For many families, Illinois’ statewide mask mandate for schools was an overreach by authorities. Now evidence continues to mount that the one-size-fits-all policy was an overreaction to the Delta variant, as well.

For sure Delta has been more contagious – cases among Illinois children hit their 2nd-highest peak in early September. But the data also shows that serious illness or death hasn’t increased for Illinois kids under the age of 20. Hospitalizations and deaths have remained within the same range they’ve been in since before Delta. And case-survival rates for kids – 99.99 percent – have also remained unchanged.

That hasn’t gone unnoticed by both experts and the media. A recent Reuters article titled Delta does not appear to make children sicker; Secondary immune response stronger after infection than after shot, for example, says that new research from the UK found that “the Delta variant of the coronavirus does not appear to cause more severe disease in children than earlier forms of the virus.”

Dr. Sean O’Leary, Vice Chair of the American Academy of Pediatrics Committee on Infectious Diseases, recently said the same thing.

So does the most recent CDC study on youth hospitalizations nationwide: “Among all hospitalized children and adolescents with COVID-19, the proportions with indicators of severe disease…after the Delta variant became predominant (June 20–July 31, 2021) were similar to those earlier in the pandemic (March 1, 2020–June 19, 2021).”

In Illinois, the initial concern regarding Delta was that youth hospitalization and death numbers would rise above their previous pandemic highs – like what occurred in Florida. But Illinois never experienced a Florida-like spike, and now cases and hospitalizations are declining, just as they are across most of the nation.

That makes the continued statewide school mask mandate all the more unnecessary. U.S. News and World Report recently reported that 33 states in the nation don’t have a universal mask mandate for schools. 

Mask-wearing for Illinois students should be a local decision based on school and community data. 

Here’s the latest data regarding Illinois children and COVID:

1. The number of Illinois youth hospitalized due to COVID has remained within a tight range throughout the entire pandemic, even during the rise of Delta.
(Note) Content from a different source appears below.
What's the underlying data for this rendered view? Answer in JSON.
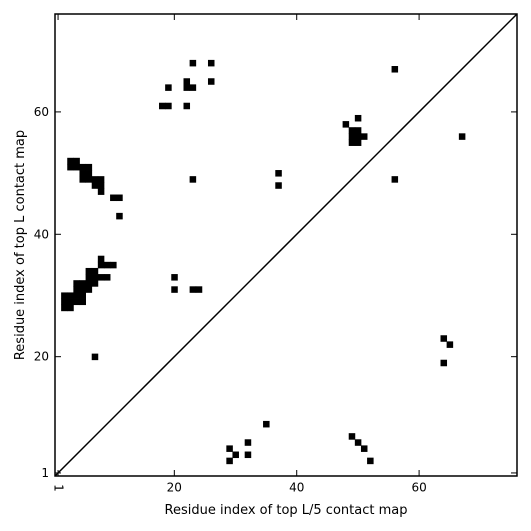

While it’s true that hospital admissions of children with COVID rose significantly over the last several months, the actual number of kids staying in hospitals with either confirmed or suspected COVID topped out at 70 in September, far below the pandemic peak of 113 kids in October 2020. Today, child hospitalizations are below the pandemic’s average. That’s according to data from the CDC.
2. Illinois’ Delta wave has not resulted in a higher rate of child fatalities.Youth COVID deaths are still in the same pattern they’ve been in throughout the pandemic, remaining consistently in the 0 to 3 range per month.
Surprisingly, the data shows it’s still Illinoisans over 60 that continue to be the most at risk from the virus. The elderly have made up 75 percent of all COVID deaths since July 1, 2021.
3. Known-case survival rates for youth have remained flat since July 1, 2021.Before the Delta variant appeared, Illinois had lost 20 kids under the age of 20 to COVID, according to IDPH data. The survival rate for that age group, based on the 227,391 known-cases in Illinois, was 99.991 percent through July 2021.
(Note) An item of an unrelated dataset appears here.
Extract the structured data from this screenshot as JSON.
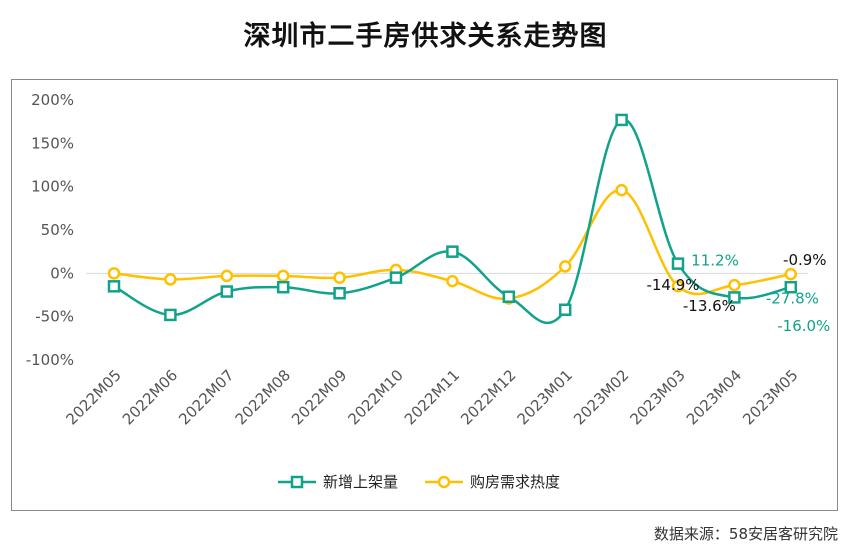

Even after the variant appeared and cases climbed, the survivability rate for youth has remained the same, at 99.990 percent.

Other fatalities kill far more children than COVIDIt’s important to put Illinois’ COVID numbers in perspective. A total of 18 Illinois children aged 17 and under have died of the virus over the last 18 months, according to the CDC.

While the death of every child is tragic, compare the 18 deaths to those from simple accidents in Illinois. Parents let their kids ride bikes, go to the lake or drive cars, not realizing that those activities can result in far more deaths than COVID has. In 2017, the latest full year of IDPH data for comparison, 143 Illinois kids died from accidents alone. Suicide, too, took more lives than COVID. In 2017, certainly a less stressful period than 2020-2021, 73 kids died from suicide.

In all, 606 Illinois youth aged 1 to 17 died in 2017. The 18 COVID deaths – over a year and a half – equal just 3 percent of that total.
It’s painful to be so analytical when discussing child deaths, but it’s not wrong to acknowledge COVID has largely spared Illinois’ youth. Nor is it wrong to acknowledge the other side of the ledger: that Illinois’ two million children need normalcy in school to develop and thrive. And that’s all the more reason to make the issue of student masking a local decision.